(Editor’s Note: The author is the shrine curator of the National Historical Commission of the Philippines.)
National hero Jose Rizal was eager to leave his tedious studies in Madrid for the sophisticated charms of Paris in 1883: “I’m already getting so bored of Madrid that if I succeed to graduate this year, I’ll go to Paris or Rome, perhaps never to return to Spain …”
His parents did not encourage his wanderlust. And his brother Paciano told him to stay put: “In the majority of [your letters] you tell us of your desire to go to Paris, asking permission and funds for it from our parents, who, however, are silent on the matter … [which] I interpret as refusal … As for me, I think that you can go there after you have finished your medical course, for once having taken the first step, one ought not to go back for flimsy reasons.”

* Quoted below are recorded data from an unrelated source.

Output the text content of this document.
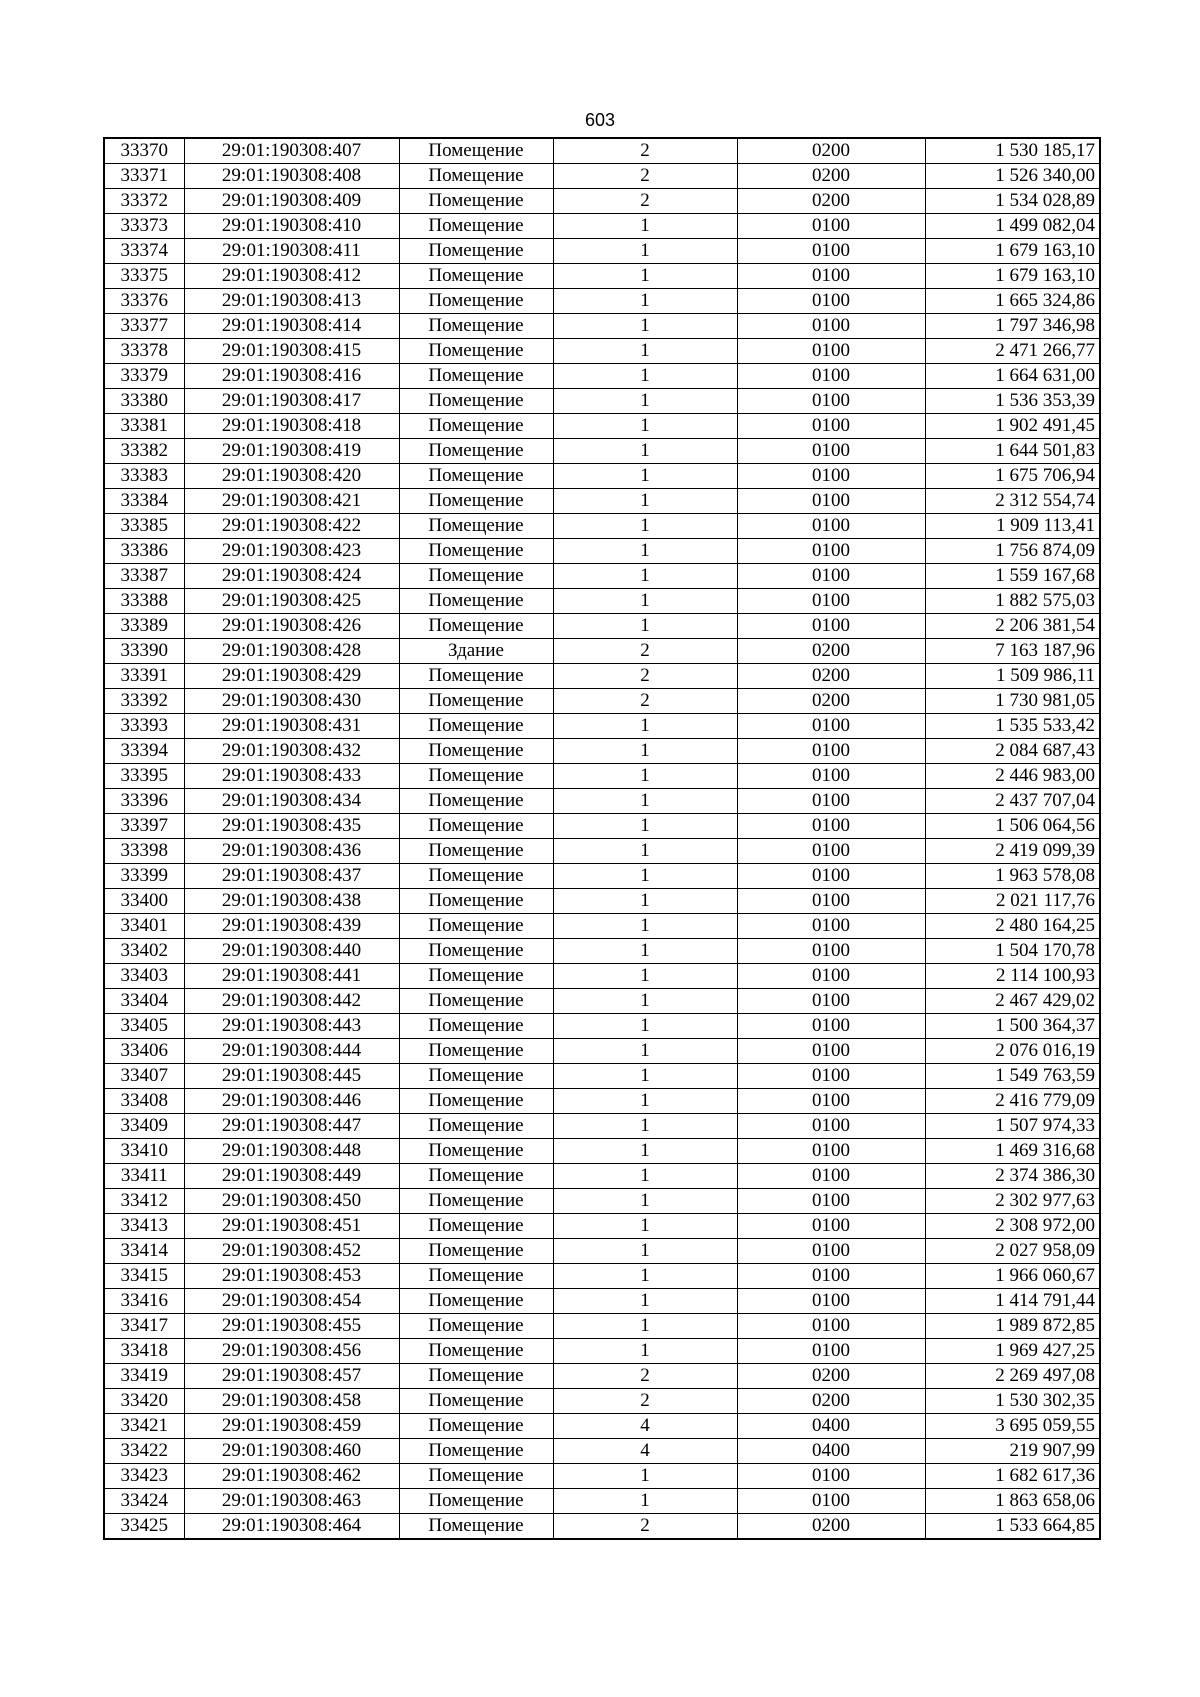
603
33370	29:01:190308:407	Помещение	2	0200	1 530 185,17
33371	29:01:190308:408	Помещение	2	0200	1 526 340,00
33372	29:01:190308:409	Помещение	2	0200	1 534 028,89
33373	29:01:190308:410	Помещение	1	0100	1 499 082,04
33374	29:01:190308:411	Помещение	1	0100	1 679 163,10
33375	29:01:190308:412	Помещение	1	0100	1 679 163,10
33376	29:01:190308:413	Помещение	1	0100	1 665 324,86
33377	29:01:190308:414	Помещение	1	0100	1 797 346,98
33378	29:01:190308:415	Помещение	1	0100	2 471 266,77
33379	29:01:190308:416	Помещение	1	0100	1 664 631,00
33380	29:01:190308:417	Помещение	1	0100	1 536 353,39
33381	29:01:190308:418	Помещение	1	0100	1 902 491,45
33382	29:01:190308:419	Помещение	1	0100	1 644 501,83
33383	29:01:190308:420	Помещение	1	0100	1 675 706,94
33384	29:01:190308:421	Помещение	1	0100	2 312 554,74
33385	29:01:190308:422	Помещение	1	0100	1 909 113,41
33386	29:01:190308:423	Помещение	1	0100	1 756 874,09
33387	29:01:190308:424	Помещение	1	0100	1 559 167,68
33388	29:01:190308:425	Помещение	1	0100	1 882 575,03
33389	29:01:190308:426	Помещение	1	0100	2 206 381,54
33390	29:01:190308:428	Здание	2	0200	7 163 187,96
33391	29:01:190308:429	Помещение	2	0200	1 509 986,11
33392	29:01:190308:430	Помещение	2	0200	1 730 981,05
33393	29:01:190308:431	Помещение	1	0100	1 535 533,42
33394	29:01:190308:432	Помещение	1	0100	2 084 687,43
33395	29:01:190308:433	Помещение	1	0100	2 446 983,00
33396	29:01:190308:434	Помещение	1	0100	2 437 707,04
33397	29:01:190308:435	Помещение	1	0100	1 506 064,56
33398	29:01:190308:436	Помещение	1	0100	2 419 099,39
33399	29:01:190308:437	Помещение	1	0100	1 963 578,08
33400	29:01:190308:438	Помещение	1	0100	2 021 117,76
33401	29:01:190308:439	Помещение	1	0100	2 480 164,25
33402	29:01:190308:440	Помещение	1	0100	1 504 170,78
33403	29:01:190308:441	Помещение	1	0100	2 114 100,93
33404	29:01:190308:442	Помещение	1	0100	2 467 429,02
33405	29:01:190308:443	Помещение	1	0100	1 500 364,37
33406	29:01:190308:444	Помещение	1	0100	2 076 016,19
33407	29:01:190308:445	Помещение	1	0100	1 549 763,59
33408	29:01:190308:446	Помещение	1	0100	2 416 779,09
33409	29:01:190308:447	Помещение	1	0100	1 507 974,33
33410	29:01:190308:448	Помещение	1	0100	1 469 316,68
33411	29:01:190308:449	Помещение	1	0100	2 374 386,30
33412	29:01:190308:450	Помещение	1	0100	2 302 977,63
33413	29:01:190308:451	Помещение	1	0100	2 308 972,00
33414	29:01:190308:452	Помещение	1	0100	2 027 958,09
33415	29:01:190308:453	Помещение	1	0100	1 966 060,67
33416	29:01:190308:454	Помещение	1	0100	1 414 791,44
33417	29:01:190308:455	Помещение	1	0100	1 989 872,85
33418	29:01:190308:456	Помещение	1	0100	1 969 427,25
33419	29:01:190308:457	Помещение	2	0200	2 269 497,08
33420	29:01:190308:458	Помещение	2	0200	1 530 302,35
33421	29:01:190308:459	Помещение	4	0400	3 695 059,55
33422	29:01:190308:460	Помещение	4	0400	219 907,99
33423	29:01:190308:462	Помещение	1	0100	1 682 617,36
33424	29:01:190308:463	Помещение	1	0100	1 863 658,06
33425	29:01:190308:464	Помещение	2	0200	1 533 664,85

Rizal must have been driven to sulk by this admonition. What would he do in Madrid during the sweltering summer months?
But he went ahead with his plan, notifying his family on June 23, 1883, that he had been staying in Hotel de Paris at 37 Rue de Maubeuge since the morning of the 17th, a Sunday.
“We passed through Bordeaux, Poitiers, Tours, Blois and Orleans until Paris … The environs of Paris are very beautiful and very picturesque. There are little houses with gardens and the churches … of Gothic style … form and constitute the enchantment of the traveler,” he wrote.
In ‘Babylon’
As a first-timer to the French capital, Rizal felt ill at ease that the residents were courteous and amiable, taking off their hats or asking his pardon if they accidentally brushed against him.
“Now that I’m in Paris … I consider myself almost rude,” he wrote.
Ever frugal, he stayed at a hotel that charged P7 a month without board or light.
Rizal was privileged to visit Paris during the Belle Époque. He enjoyed the sights and sounds of a city that was extensively renovated by Baron Georges-Eugène Haussmann in the 1860s, with tree-lined boulevards marked by outdoor cafés, wide avenues that improved traffic flow, public parks and gardens, clean shops and marketplaces, and train stations.
Important architectural and urban planning movements were motivated by Haussmann’s vision for Paris, such as the City Beautiful Movement championed by American architect Daniel Burnham. (Burnham created the urban plans for Manila in 1905 and Chicago in the United States in 1909 following Haussmann’s idiom.)
Rizal glowingly reported: “I went out for a stroll … and [with] the little I covered, I can imagine how big this city is that they call ‘Babylon.’ Fill with magnificent houses the entire area of Calamba, Cabuyao and Santa Rosa [in Laguna] and you’ll have Paris more or less…
“[T]o traverse it in a coach from one end to the other takes more than an hour and a half. Here man is a real ant; there are streets whose ends cannot be seen and nevertheless they are straight, wide and very well laid out … Passersby animate and throng the streets, the restaurants, cafés, bouillons (cheap restaurants), beer halls, parks and monuments.”
Landmarks
Rizal walked to famous landmarks and monuments such as the wide parks of the Champs Elysées, the Vendôme Column, the ornate Paris Opera House, Place de la Concorde and the Luxor obelisk, and the stately Church of the Madeleine.
He wrote that ordinary Parisians ate at bouillons, especially the one owned by the butcher Duval, which he described as “neat and clean, and one can eat in them quite well for two-and-a-half pesetas.”
In the evening he went to the theater—a “most sumptuous public edifice … of Indian architecture, fantastically grandiose, full of mirrors and illuminated with electric light, decorated with gigantic statues…”
He wrote of “huge mirrors, conveniently placed, prolong the series of columns so that one imagines himself inside a very extensive temple in Ellora or Mahabalipur,” as well as “the troupe of dancers performing … allegorical dances like the ‘Excelsior’ in which is shown the victory of Progress over the evil genius.”
He checked out the first-class medical facilities of the Laennec Hospital as well as Le Bon Marché (The Good Market), regarded as the world’s first department store.
He described it as among “the four or five very big department stores (the others being La Louvre, Le Printemps, La Belle Jardiniére)” in which were sold “all kinds of articles except food.”
“It occupies an entire block with all the floors of the buildings as large as the space between our houses and the telegraph office,” he wrote.
(Le Bon Marché served as an inspiration for Emile Zola’s “Au Bonheur des Dames (The Ladies’ Paradise),” a tragicomic novel about the life of a salesgirl in a 19th-century department store.)
With the bohemians
Rizal enjoyed his sojourn in Paris, although he complained that sightseeing was not cheap because “one has to pay for transportation, tickets and tips.”
But he would visit Paris four more times.
It is interesting to note that our hero chose to stay at the Latin Quarter in the Rive Gauche, home of bohemian intellectuals, artists and poets.
Could he have wandered into the cafés and cabarets of Montparnasse, and met the struggling Impressionist painters and Symbolist poets?